In the spring of 1990, free electrions were held for the first time in 45 years. Simonyi, meanwhile, immediately began promoting Hungarian membership in the North Atlantic Treaty Organization (NATO).

"At that time, the idea was still rejected by the West," he said. "Their view was that these countries should remain outside NATO. I was the first Hungarian diplomat to work full-time on the issue of NATO membership. In 1992, we moved to Brussels and stayed there for nine years."

In Brussels, Simonyi served first as Hungary's deputy chief of mission before the European Community and NATO, and then as head of Hungary's NATO Liaison Office.

Hungary was finally admitted to NATO in 1999, and Simonyi was appointed Hungary's first permanent representative on the NATO council — a job he held until September 2002, when he was officially named Hungary's ambassador to the United States.

Perhaps the most important milestone, however, took place on May 1, 2004, when Hungary and nine other countries officially joined the European Union.

"The prospect of NATO and EU membership has forced upon us a certain economic, institutional and political discipline, and I think the Hungarian transition was successful," he said. "We created democratic institutions fairly quickly. We also created a pretty solid economy."

Hungary's 10 million people today enjoy a per-capita income of about $14,000 — more than 60% of the EU average. That puts it in the same league as the Czech Republic, still behind Portugal and Greece, but far ahead of Poland.

"In just 10 years, we have moved from a manufacturing economy to a service economy," he said. "This is really thanks to a total change in ownership laws, privatization and foreign investment."

At the same time, said Simonyi, "we have a great responsibility to make sure the terrorist threat is fought not only by the United States but by all Europe, including Hungary.

"We're allies, and our security is still pretty much dependent upon our cooperation with the United States.

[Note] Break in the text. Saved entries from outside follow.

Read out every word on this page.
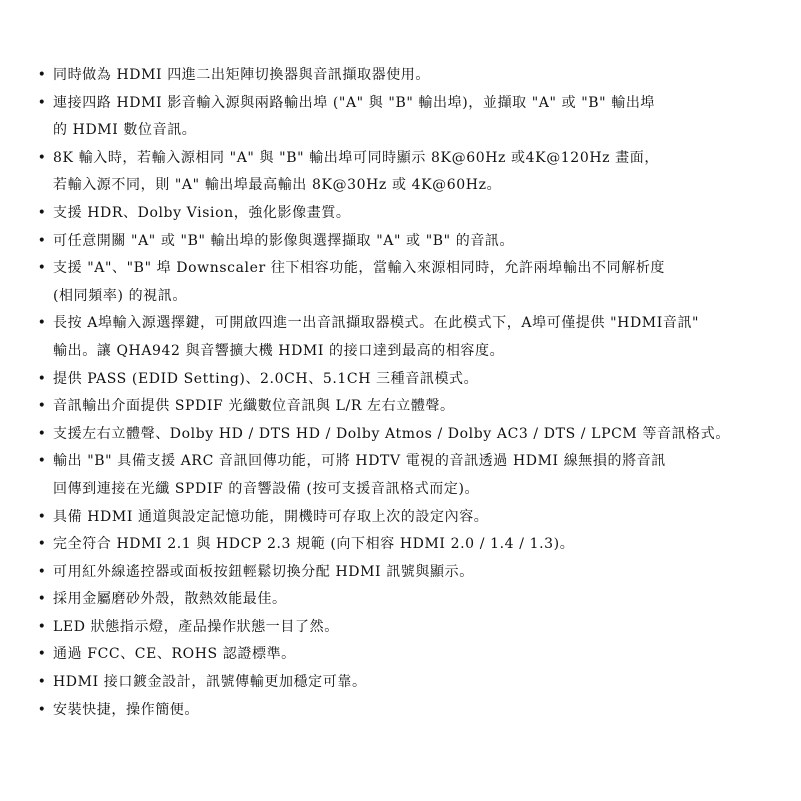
• 同時做為 HDMI 四進二出矩陣切換器與音訊擷取器使用。
• 連接四路 HDMI 影音輸入源與兩路輸出埠 ("A" 與 "B" 輸出埠)，並擷取 "A" 或 "B" 輸出埠
的 HDMI 數位音訊。
• 8K 輸入時，若輸入源相同 "A" 與 "B" 輸出埠可同時顯示 8K@60Hz 或4K@120Hz 畫面，
若輸入源不同，則 "A" 輸出埠最高輸出 8K@30Hz 或 4K@60Hz。
• 支援 HDR、Dolby Vision，強化影像畫質。
• 可任意開關 "A" 或 "B" 輸出埠的影像與選擇擷取 "A" 或 "B" 的音訊。
• 支援 "A"、"B" 埠 Downscaler 往下相容功能，當輸入來源相同時，允許兩埠輸出不同解析度
(相同頻率) 的視訊。
• 長按 A埠輸入源選擇鍵，可開啟四進一出音訊擷取器模式。在此模式下，A埠可僅提供 "HDMI音訊"
輸出。讓 QHA942 與音響擴大機 HDMI 的接口達到最高的相容度。
• 提供 PASS (EDID Setting)、2.0CH、5.1CH 三種音訊模式。
• 音訊輸出介面提供 SPDIF 光纖數位音訊與 L/R 左右立體聲。
• 支援左右立體聲、Dolby HD / DTS HD / Dolby Atmos / Dolby AC3 / DTS / LPCM 等音訊格式。
• 輸出 "B" 具備支援 ARC 音訊回傳功能，可將 HDTV 電視的音訊透過 HDMI 線無損的將音訊
回傳到連接在光纖 SPDIF 的音響設備 (按可支援音訊格式而定)。
• 具備 HDMI 通道與設定記憶功能，開機時可存取上次的設定內容。
• 完全符合 HDMI 2.1 與 HDCP 2.3 規範 (向下相容 HDMI 2.0 / 1.4 / 1.3)。
• 可用紅外線遙控器或面板按鈕輕鬆切換分配 HDMI 訊號與顯示。
• 採用金屬磨砂外殼，散熱效能最佳。
• LED 狀態指示燈，產品操作狀態一目了然。
• 通過 FCC、CE、ROHS 認證標準。
• HDMI 接口鍍金設計，訊號傳輸更加穩定可靠。
• 安裝快捷，操作簡便。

We want to be a good ally, and I think NATO is a core institution of the transatlantic relationship. Whether you're a Democrat or a Republican, even people who oppose the war in Iraq still stay it was good that Hungary stuck with the United States in time of trouble."

Although Hungary no longer has troops in Iraq, it does have a few hundred soldiers in Afghanistan, and is "very much engaged" in the Balkans — specifically Kosovo, an autonomous district populated by Muslim Albanians but controlled by Serbia.

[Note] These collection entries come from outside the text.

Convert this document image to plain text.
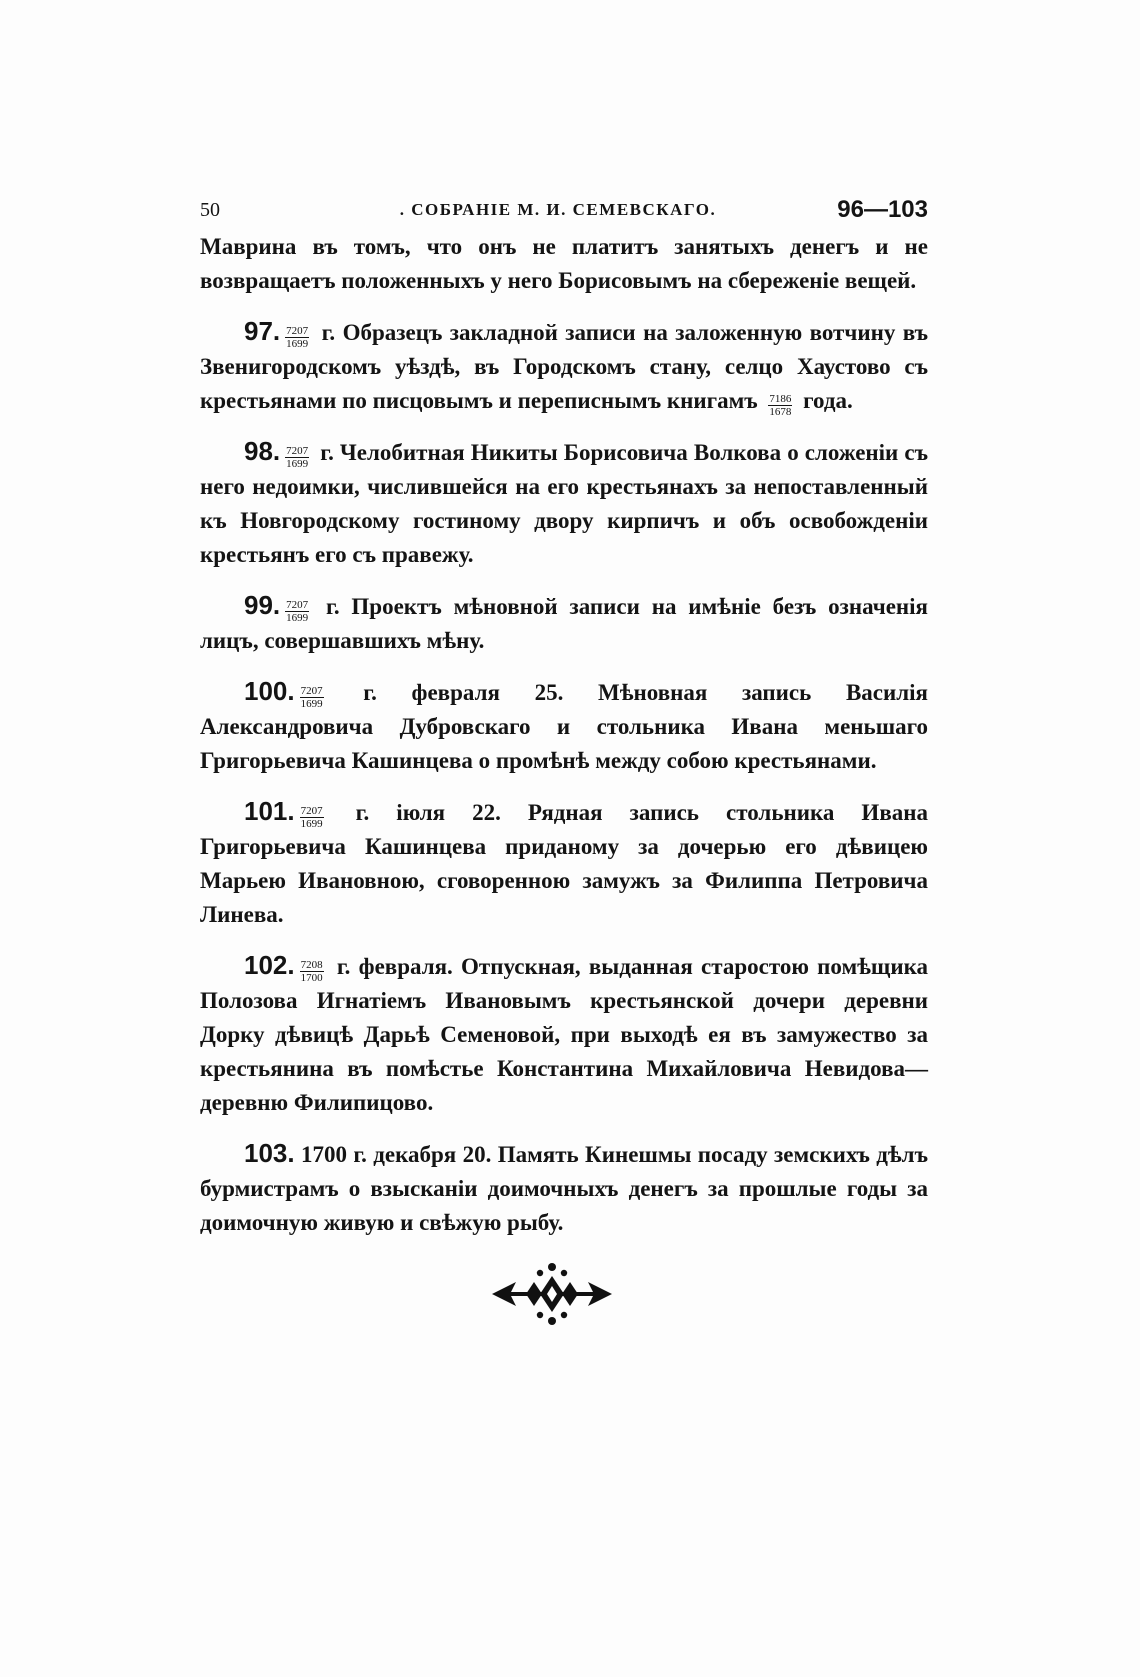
50	. СОБРАНІЕ М. И. СЕМЕВСКАГО.	96—103

Маврина въ томъ, что онъ не платитъ занятыхъ денегъ и не возвращаетъ положенныхъ у него Борисовымъ на сбереженіе вещей.

97. $\frac{7207}{1699} г$. Образецъ закладной записи на заложенную вотчину въ Звенигородскомъ уѣздѣ, въ Городскомъ стану, селцо Хаустово съ крестьянами по писцовымъ и переписнымъ книгамъ $\frac{7186}{1678}$ года.

98. $\frac{7207}{1699} г$. Челобитная Никиты Борисовича Волкова о сложеніи съ него недоимки, числившейся на его крестьянахъ за непоставленный къ Новгородскому гостиному двору кирпичъ и объ освобожденіи крестьянъ его съ правежу.

99. $\frac{7207}{1699} г$. Проектъ мѣновной записи на имѣніе безъ означенія лицъ, совершавшихъ мѣну.

100. $\frac{7207}{1699} г$. февраля 25. Мѣновная запись Василія Александровича Дубровскаго и стольника Ивана меньшаго Григорьевича Кашинцева о промѣнѣ между собою крестьянами.

101. $\frac{7207}{1699} г$. іюля 22. Рядная запись стольника Ивана Григорьевича Кашинцева приданому за дочерью его дѣвицею Марьею Ивановною, сговоренною замужъ за Филиппа Петровича Линева.

102. $\frac{7208}{1700} г$. февраля. Отпускная, выданная старостою помѣщика Полозова Игнатіемъ Ивановымъ крестьянской дочери деревни Дорку дѣвицѣ Дарьѣ Семеновой, при выходѣ ея въ замужество за крестьянина въ помѣстье Константина Михайловича Невидова—деревню Филипицово.

103. 1700 г. декабря 20. Память Кинешмы посаду земскихъ дѣлъ бурмистрамъ о взысканіи доимочныхъ денегъ за прошлые годы за доимочную живую и свѣжую рыбу.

One country democratic Hungary might help at some point is Cuba, which is one of only four communist-ruled nations left in the world (the others are China, Laos, North Korea and Vietnam).

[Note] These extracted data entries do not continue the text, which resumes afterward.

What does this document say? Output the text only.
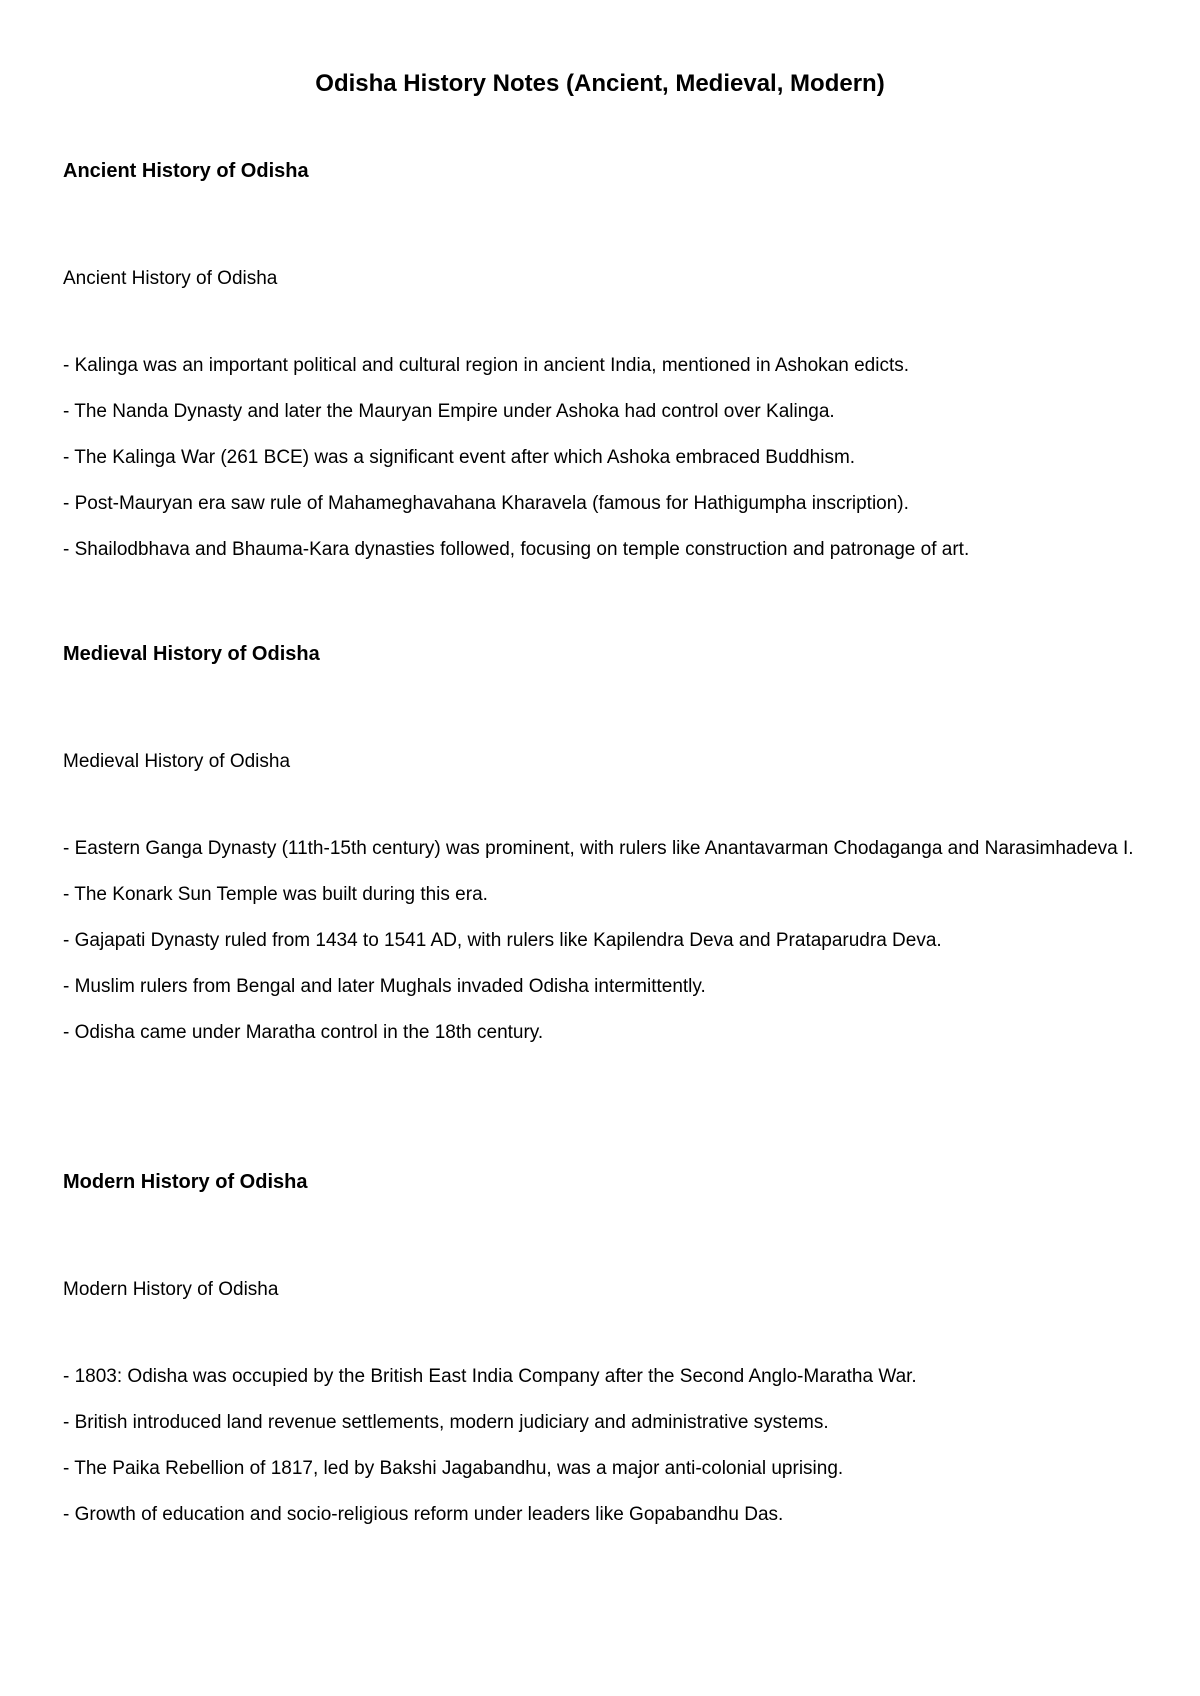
Odisha History Notes (Ancient, Medieval, Modern)
Ancient History of Odisha

Ancient History of Odisha

- Kalinga was an important political and cultural region in ancient India, mentioned in Ashokan edicts.
- The Nanda Dynasty and later the Mauryan Empire under Ashoka had control over Kalinga.
- The Kalinga War (261 BCE) was a significant event after which Ashoka embraced Buddhism.
- Post-Mauryan era saw rule of Mahameghavahana Kharavela (famous for Hathigumpha inscription).
- Shailodbhava and Bhauma-Kara dynasties followed, focusing on temple construction and patronage of art.
Medieval History of Odisha

Medieval History of Odisha

- Eastern Ganga Dynasty (11th-15th century) was prominent, with rulers like Anantavarman Chodaganga and Narasimhadeva I.
- The Konark Sun Temple was built during this era.
- Gajapati Dynasty ruled from 1434 to 1541 AD, with rulers like Kapilendra Deva and Prataparudra Deva.
- Muslim rulers from Bengal and later Mughals invaded Odisha intermittently.
- Odisha came under Maratha control in the 18th century.
Modern History of Odisha

Modern History of Odisha

- 1803: Odisha was occupied by the British East India Company after the Second Anglo-Maratha War.
- British introduced land revenue settlements, modern judiciary and administrative systems.
- The Paika Rebellion of 1817, led by Bakshi Jagabandhu, was a major anti-colonial uprising.
- Growth of education and socio-religious reform under leaders like Gopabandhu Das.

Simonyi traveled to Cuba 28 years ago as a delegate to a youth festival. Given his political views, he clearly would not be welcome there today.

"The Hungarians chartered a Pan Am aircraft. I really thought that was a sign of the times," he said. "Don't forget that in 1978, for such a thing to happen, you needed authoriziations on the very highest levels. We could have chartered a Czech plane or a Soviet plane, but we flew into Havana on an American plane. That was a strong statement."

So, does this 54-year-old rocker-turned-diplomat have any advice for fledgling young democracies?

Yes, he says, "but we have to be honest about the problems and difficulties of transition."

"Don't have illusions," he cautioned. "It's not easy, but it's rewarding. In Hungary, there have been more winners than losers, by far. Hungary's most important resource is its talent and creativity, and these do not go well with dictatorships. Talent and creativity can only flourish in an atmosphere of freedom and independence."

Simonyi added: " I do not believe you can impose change entirely from the outside. That is against the logic of a society. But others can help, and I think it's our responsibility to do so."